Grand Forks' art gallery is swarmed with curious learners during art week

Shara JJ Cooper
By Shara JJ Cooper
April 26th, 2013

The Grand Forks and District Art and Heritage Centre has been alive with activity this week. The upstairs art gallery has seen hundreds of school children through the halls as part of the BC Arts and Culture Week.

Art week has been celebrated in a variety of venues over the past eight years, according to Erna Gobbett, who organized the event with Lizanne Eastwood. This is the first time it’s been at the art gallery. The gallery is full of work from local artists including paintings, quilts and sculptures.
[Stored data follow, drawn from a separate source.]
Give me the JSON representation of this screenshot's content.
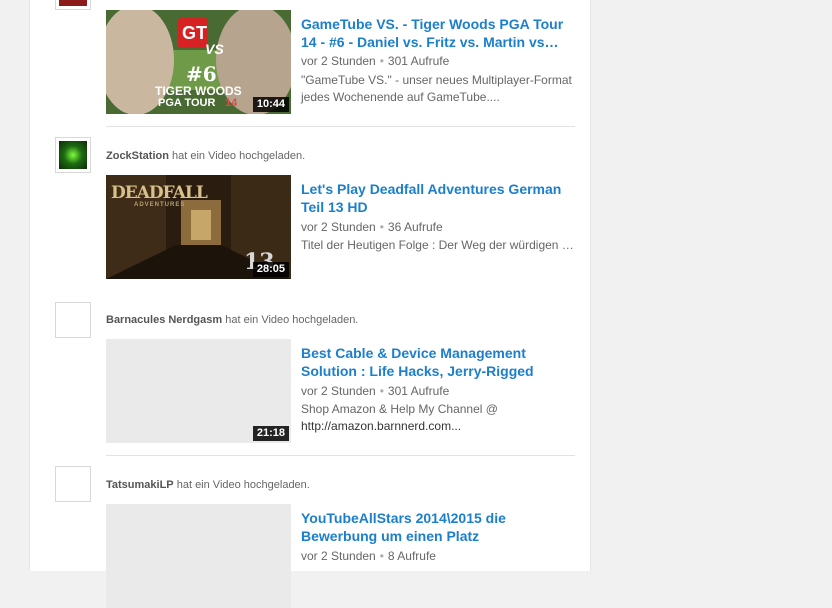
{
  "items": [
    {
      "uploader": "",
      "action": "",
      "title": "GameTube VS. - Tiger Woods PGA Tour 14 - #6 - Daniel vs. Fritz vs. Martin vs…",
      "time": "vor 2 Stunden",
      "views": "301 Aufrufe",
      "description": "\"GameTube VS.\" - unser neues Multiplayer-Format jedes Wochenende auf GameTube....",
      "duration": "10:44",
      "thumb_text": {
        "badge": "GT",
        "vs": "VS",
        "number": "#6",
        "game1": "TIGER WOODS",
        "game2": "PGA TOUR",
        "year": "14"
      }
    },
    {
      "uploader": "ZockStation",
      "action": "hat ein Video hochgeladen.",
      "title": "Let's Play Deadfall Adventures German Teil 13 HD",
      "time": "vor 2 Stunden",
      "views": "36 Aufrufe",
      "description": "Titel der Heutigen Folge : Der Weg der würdigen …",
      "duration": "28:05",
      "thumb_text": {
        "logo": "DEADFALL",
        "sub": "ADVENTURES",
        "episode": "13"
      }
    },
    {
      "uploader": "Barnacules Nerdgasm",
      "action": "hat ein Video hochgeladen.",
      "title": "Best Cable & Device Management Solution : Life Hacks, Jerry-Rigged",
      "time": "vor 2 Stunden",
      "views": "301 Aufrufe",
      "description": "Shop Amazon & Help My Channel @",
      "description_link": "http://amazon.barnnerd.com...",
      "duration": "21:18"
    },
    {
      "uploader": "TatsumakiLP",
      "action": "hat ein Video hochgeladen.",
      "title": "YouTubeAllStars 2014\\2015 die Bewerbung um einen Platz",
      "time": "vor 2 Stunden",
      "views": "8 Aufrufe"
    }
  ],
  "meta_separator": "•",
  "colors": {
    "title_link": "#1b7fcc",
    "meta_text": "#666666",
    "background": "#f1f1f1"
  }
}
The exhibits are open to the public, but most of their visitors have been from Grand Forks’ elementary schools. Volunteers took the children on tours and talked to them about the different kinds of art and how they are made. They also worked on crafts and played outside with Grand Forks’ Hip Sisters where they got to twirl ribbons, spin pie plates and toss batons.

The event is continuing over the weekend with the Grand Forks Choral Society performing Saturday at 2 p.m. and Sunday at 7 p.m. at Grand Forks Secondary School (GFSS).  Tickets are selling for $10.
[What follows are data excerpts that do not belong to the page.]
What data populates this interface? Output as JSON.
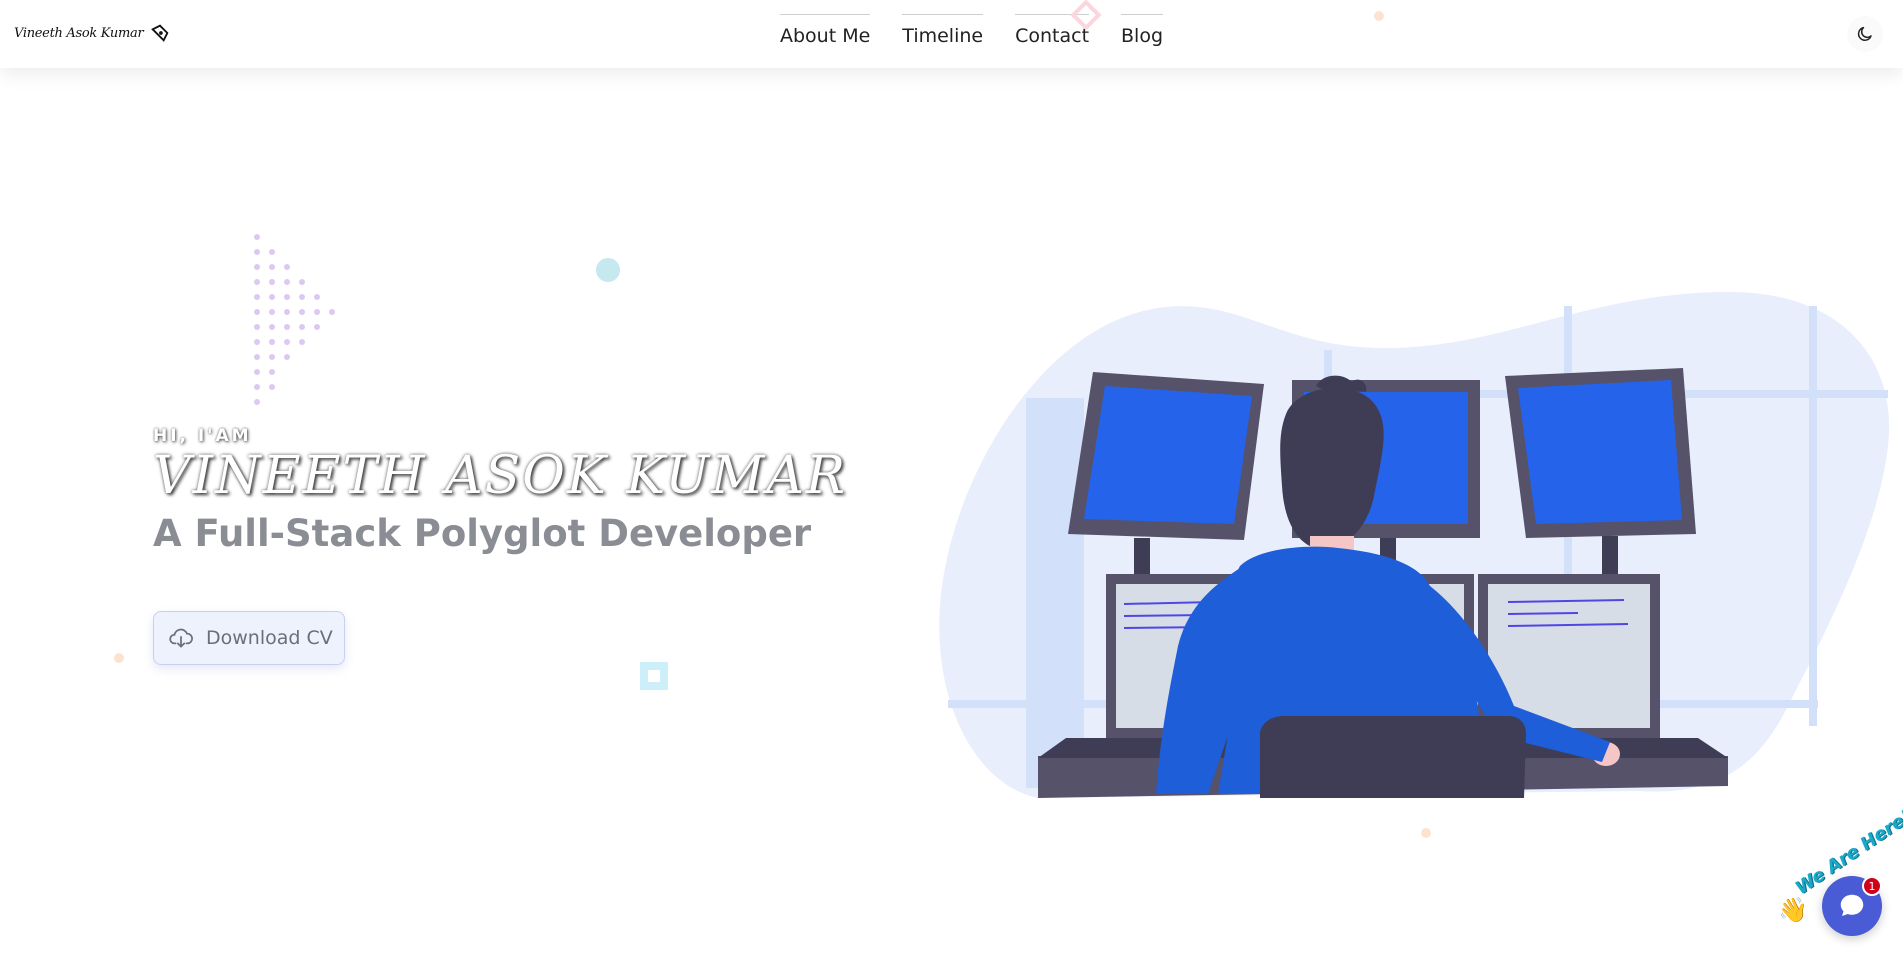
{
  "header": {
    "logo_text": "Vineeth Asok Kumar",
    "nav": [
      {
        "label": "About Me"
      },
      {
        "label": "Timeline"
      },
      {
        "label": "Contact"
      },
      {
        "label": "Blog"
      }
    ],
    "theme_toggle_icon": "moon-icon"
  },
  "hero": {
    "greeting": "HI, I'AM",
    "name": "VINEETH ASOK KUMAR",
    "role": "A Full-Stack Polyglot Developer",
    "cv_button_label": "Download CV",
    "cv_button_icon": "cloud-download-icon",
    "illustration": "developer-at-multiple-monitors"
  },
  "chat": {
    "label": "We Are Here!",
    "badge_count": "1",
    "icon": "chat-bubble-icon"
  },
  "colors": {
    "accent_blue": "#2563eb",
    "role_gray": "#8a8d93",
    "button_bg": "#eef2fd",
    "chat_button": "#4a5bd6"
  }
}
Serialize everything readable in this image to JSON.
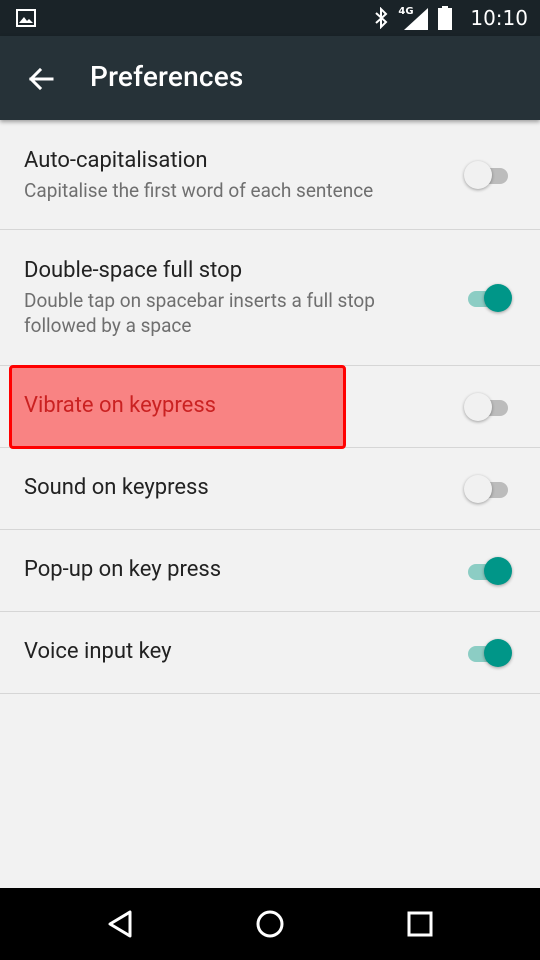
{
  "status_bar": {
    "time": "10:10",
    "network": "4G",
    "icons": [
      "image-notification-icon",
      "bluetooth-icon",
      "signal-icon",
      "battery-icon"
    ]
  },
  "app_bar": {
    "title": "Preferences",
    "back_icon": "arrow-back-icon"
  },
  "preferences": [
    {
      "label": "Auto-capitalisation",
      "summary": "Capitalise the first word of each sentence",
      "enabled": false
    },
    {
      "label": "Double-space full stop",
      "summary": "Double tap on spacebar inserts a full stop followed by a space",
      "enabled": true
    },
    {
      "label": "Vibrate on keypress",
      "summary": "",
      "enabled": false
    },
    {
      "label": "Sound on keypress",
      "summary": "",
      "enabled": false
    },
    {
      "label": "Pop-up on key press",
      "summary": "",
      "enabled": true
    },
    {
      "label": "Voice input key",
      "summary": "",
      "enabled": true
    }
  ],
  "colors": {
    "accent": "#009688",
    "accent_track": "#8ccdc4",
    "app_bar": "#263238",
    "status_bar": "#1a2328",
    "highlight": "#ff0000"
  },
  "nav_bar": {
    "icons": [
      "back-triangle-icon",
      "home-circle-icon",
      "recents-square-icon"
    ]
  }
}
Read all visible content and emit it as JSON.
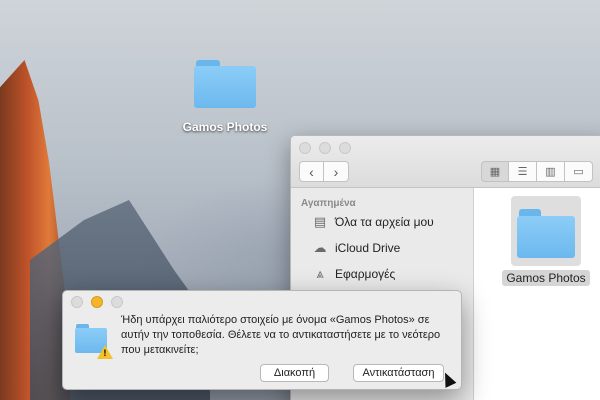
{
  "desktop": {
    "folder_label": "Gamos Photos"
  },
  "finder": {
    "sidebar": {
      "section_title": "Αγαπημένα",
      "items": [
        {
          "label": "Όλα τα αρχεία μου",
          "icon": "all-files-icon"
        },
        {
          "label": "iCloud Drive",
          "icon": "cloud-icon"
        },
        {
          "label": "Εφαρμογές",
          "icon": "applications-icon"
        }
      ]
    },
    "content": {
      "items": [
        {
          "label": "Gamos Photos",
          "icon": "folder-icon"
        }
      ]
    }
  },
  "dialog": {
    "message": "Ήδη υπάρχει παλιότερο στοιχείο με όνομα «Gamos Photos» σε αυτήν την τοποθεσία. Θέλετε να το αντικαταστήσετε με το νεότερο που μετακινείτε;",
    "cancel_label": "Διακοπή",
    "replace_label": "Αντικατάσταση"
  },
  "colors": {
    "folder_blue": "#6cb8ee",
    "warning_yellow": "#f3c12b",
    "minimize_yellow": "#f5b52a"
  }
}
Another concert is being held at GFSS as part of on Monday, April 29. Locals get a chance to see Michael Kevin Jones, a professional cellist that is finishing his world tour in Grand Forks. The performance starts at 7:30 p.m. and tickets cost $20.

The exhibits at the gallery will be open to the public over the weekend during regular business hours.

New exhibit opens

Art week isn’t the only thing that’s been happening at the art gallery. They have also opened their latest, quarterly exhibit – The 70s. This flashback exhibit is bold and colourful. It will also make many long-time residents smile. Gallery organizers have found old photos of many residents from the 1970s and put them on display.  They’ve also collected retro clothing and set up a dark room with psychedelic lights.

“The kids love that,” said Tina Bryan, communications assistant.

The children that visited the art gallery for arts week got to try on clothes from the period, look for familiar faces in the old photos, learned about the technology of the time and raft races. They also thought a mannequin of John Travolta was Elvis Presley, said Bryan.

All of the items in the 70s exhibit have been donated by the community, said Bryan, adding the only thing they really had to purchase was posters.

Gallery members all came together to create a fun gallery for Boundary residents. It was Judith Lloyds vision, said Bryan, with Nora Curiston — an artist and gallery member — doing the wall art. Maureen Shields and Sandy MacKeller also helped the fresh idea to fruition.

“We really wanted something that would bring families in,” said Bryan. “We wanted a lot of people coming through.”

They opened the exhibit this week, to coincide with art week, but the official opening is May 11. They are hoping to host a fondue with wine for the official opening. The 70s exhibit will be open until August.